На другом корабле советской эскадры произошел бунт. Четыре матроса обезоружили вооруженного вахтенного на верхней палубе и задраили все люки, чтобы команда не могла придти ему на помощь. Потом трое из них прыгнули за борт и поплыли опять-таки к американским кораблям. А четвертый, молдаванин по национальности, в последний момент передумал. Он схватил автомат и, угрожая открыть огонь, приказал беглецам вернуться на корабль. Поучительно то, что командование сначала наградило молдаванина именными часами, а потом арестовало. Теперь все четверо находились в нашей тюрьме.

Мои надежды на уголовно-процессуальный кодекс, который не разрешал применять наказание к осужденному до тех пор, пока разбиралась его кассационная жалоба, не оправдались. 30-го мая 1968 года меня внезапно вызвали на этап. На этапе я случайно встретился с тем вестовым, о котором мне рассказали уголовники. Это был худощавый молодой человек, довольно спокойно сообщивший мне, что военный трибунал дал ему 15 лет, и теперь его везли в лагерь.

— А куда идет этап, вы не знаете? — спросил я его.

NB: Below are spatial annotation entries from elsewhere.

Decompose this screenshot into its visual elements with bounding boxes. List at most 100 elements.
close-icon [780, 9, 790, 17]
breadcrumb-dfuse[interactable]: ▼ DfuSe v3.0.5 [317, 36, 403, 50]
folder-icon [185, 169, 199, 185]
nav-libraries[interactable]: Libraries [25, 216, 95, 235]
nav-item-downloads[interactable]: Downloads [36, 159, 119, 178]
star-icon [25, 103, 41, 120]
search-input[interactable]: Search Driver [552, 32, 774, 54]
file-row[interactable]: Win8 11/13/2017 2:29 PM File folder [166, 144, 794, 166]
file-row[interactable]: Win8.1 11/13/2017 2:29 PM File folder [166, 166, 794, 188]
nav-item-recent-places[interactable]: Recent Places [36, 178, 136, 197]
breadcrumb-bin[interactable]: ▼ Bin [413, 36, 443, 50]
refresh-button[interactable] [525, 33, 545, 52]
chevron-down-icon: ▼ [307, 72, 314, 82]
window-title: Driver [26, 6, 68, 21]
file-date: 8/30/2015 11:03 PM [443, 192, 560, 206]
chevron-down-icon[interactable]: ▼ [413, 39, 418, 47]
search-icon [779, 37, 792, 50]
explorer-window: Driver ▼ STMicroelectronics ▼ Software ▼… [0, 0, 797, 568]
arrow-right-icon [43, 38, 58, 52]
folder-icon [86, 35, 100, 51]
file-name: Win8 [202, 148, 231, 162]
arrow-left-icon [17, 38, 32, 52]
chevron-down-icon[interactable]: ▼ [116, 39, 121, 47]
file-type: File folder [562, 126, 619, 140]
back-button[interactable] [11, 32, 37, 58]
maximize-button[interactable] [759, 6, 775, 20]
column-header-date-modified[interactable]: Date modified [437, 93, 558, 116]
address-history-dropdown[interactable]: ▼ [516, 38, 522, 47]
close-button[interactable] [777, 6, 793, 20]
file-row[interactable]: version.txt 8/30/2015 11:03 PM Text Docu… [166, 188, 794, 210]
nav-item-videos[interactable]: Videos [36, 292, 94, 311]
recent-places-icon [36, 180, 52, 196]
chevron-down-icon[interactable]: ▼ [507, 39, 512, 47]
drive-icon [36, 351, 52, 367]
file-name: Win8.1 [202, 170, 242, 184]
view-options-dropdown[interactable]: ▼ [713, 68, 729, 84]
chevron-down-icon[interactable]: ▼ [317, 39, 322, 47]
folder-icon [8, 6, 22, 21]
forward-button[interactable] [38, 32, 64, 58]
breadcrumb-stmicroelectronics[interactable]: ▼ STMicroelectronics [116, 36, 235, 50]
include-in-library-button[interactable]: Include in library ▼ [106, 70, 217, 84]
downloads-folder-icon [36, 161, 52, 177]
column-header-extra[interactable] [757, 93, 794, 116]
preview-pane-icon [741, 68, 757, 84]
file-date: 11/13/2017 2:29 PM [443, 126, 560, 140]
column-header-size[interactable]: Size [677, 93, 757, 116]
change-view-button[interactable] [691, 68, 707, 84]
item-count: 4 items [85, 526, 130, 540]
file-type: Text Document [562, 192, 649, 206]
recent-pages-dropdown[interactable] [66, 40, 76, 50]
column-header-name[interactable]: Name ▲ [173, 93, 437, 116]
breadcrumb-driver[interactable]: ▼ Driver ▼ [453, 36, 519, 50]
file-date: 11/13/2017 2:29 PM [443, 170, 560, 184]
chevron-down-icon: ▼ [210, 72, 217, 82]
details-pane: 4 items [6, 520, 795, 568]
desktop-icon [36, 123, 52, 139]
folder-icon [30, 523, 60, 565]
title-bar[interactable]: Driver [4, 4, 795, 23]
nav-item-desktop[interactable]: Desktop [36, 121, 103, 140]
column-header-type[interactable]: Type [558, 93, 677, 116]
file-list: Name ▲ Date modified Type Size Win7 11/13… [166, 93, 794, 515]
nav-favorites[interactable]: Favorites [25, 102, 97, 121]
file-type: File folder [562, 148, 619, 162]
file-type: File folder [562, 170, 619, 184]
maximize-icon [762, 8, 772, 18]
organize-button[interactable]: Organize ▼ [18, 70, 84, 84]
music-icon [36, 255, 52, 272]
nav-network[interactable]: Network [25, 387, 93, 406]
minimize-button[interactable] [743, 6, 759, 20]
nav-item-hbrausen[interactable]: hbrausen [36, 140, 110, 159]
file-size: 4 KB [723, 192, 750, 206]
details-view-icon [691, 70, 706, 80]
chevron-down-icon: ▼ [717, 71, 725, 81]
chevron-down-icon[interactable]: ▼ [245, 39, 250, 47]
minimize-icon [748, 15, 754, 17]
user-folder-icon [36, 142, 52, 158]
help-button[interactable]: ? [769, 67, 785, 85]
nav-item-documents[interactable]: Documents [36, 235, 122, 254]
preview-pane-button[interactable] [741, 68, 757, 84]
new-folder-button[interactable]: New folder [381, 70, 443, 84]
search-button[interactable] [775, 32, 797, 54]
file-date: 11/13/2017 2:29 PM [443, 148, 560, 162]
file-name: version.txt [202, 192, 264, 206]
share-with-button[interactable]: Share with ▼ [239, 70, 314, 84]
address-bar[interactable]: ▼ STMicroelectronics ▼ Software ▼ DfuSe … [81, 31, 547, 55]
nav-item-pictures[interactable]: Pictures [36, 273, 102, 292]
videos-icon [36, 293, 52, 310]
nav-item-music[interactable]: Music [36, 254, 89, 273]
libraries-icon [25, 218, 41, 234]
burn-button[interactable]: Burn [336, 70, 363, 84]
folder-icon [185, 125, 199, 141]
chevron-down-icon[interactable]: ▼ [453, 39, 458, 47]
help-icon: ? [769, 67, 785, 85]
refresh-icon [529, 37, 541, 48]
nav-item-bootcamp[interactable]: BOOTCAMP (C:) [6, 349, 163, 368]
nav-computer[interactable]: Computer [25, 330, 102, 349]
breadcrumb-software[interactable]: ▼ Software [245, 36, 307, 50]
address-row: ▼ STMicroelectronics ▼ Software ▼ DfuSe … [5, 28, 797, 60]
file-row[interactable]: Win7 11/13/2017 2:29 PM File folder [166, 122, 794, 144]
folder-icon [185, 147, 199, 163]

— На Днепропетровск, — ответил матрос.

Сразу перед моим мысленным взором выросла та ужасная картина царства Аида, на которую я однажды взглянул из окна пересыльной тюрьмы. Поняв, куда меня везли, я раздобыл бумагу и конверты и написал 3 письма. Среди конвоиров я выбрал грузина, к которым имею особое доверие, и незаметно попросил его опустить мои письма в почтовый ящик. А в Днепропетровске, когда меня уже везли в «воронке» в тюрьму, я обратился с просьбой к молодым женщинам, оказавшимся в этой же машине.

— Девушки, если вы встретите где-либо политических заключенных, сообщите им пожалуйста обо мне. Меня лишили всех человеческих прав и везут в Днепропетровский тюремный сумасшедший дом, на неопределенный срок. Я боюсь, что вы — моя последняя возможность сообщить об этом на свободу. И я сказал им свое имя и фамилию.

— А он — симпатичный! — заметила одна из женщин, оглядев меня и пообещала выполнить мою просьбу.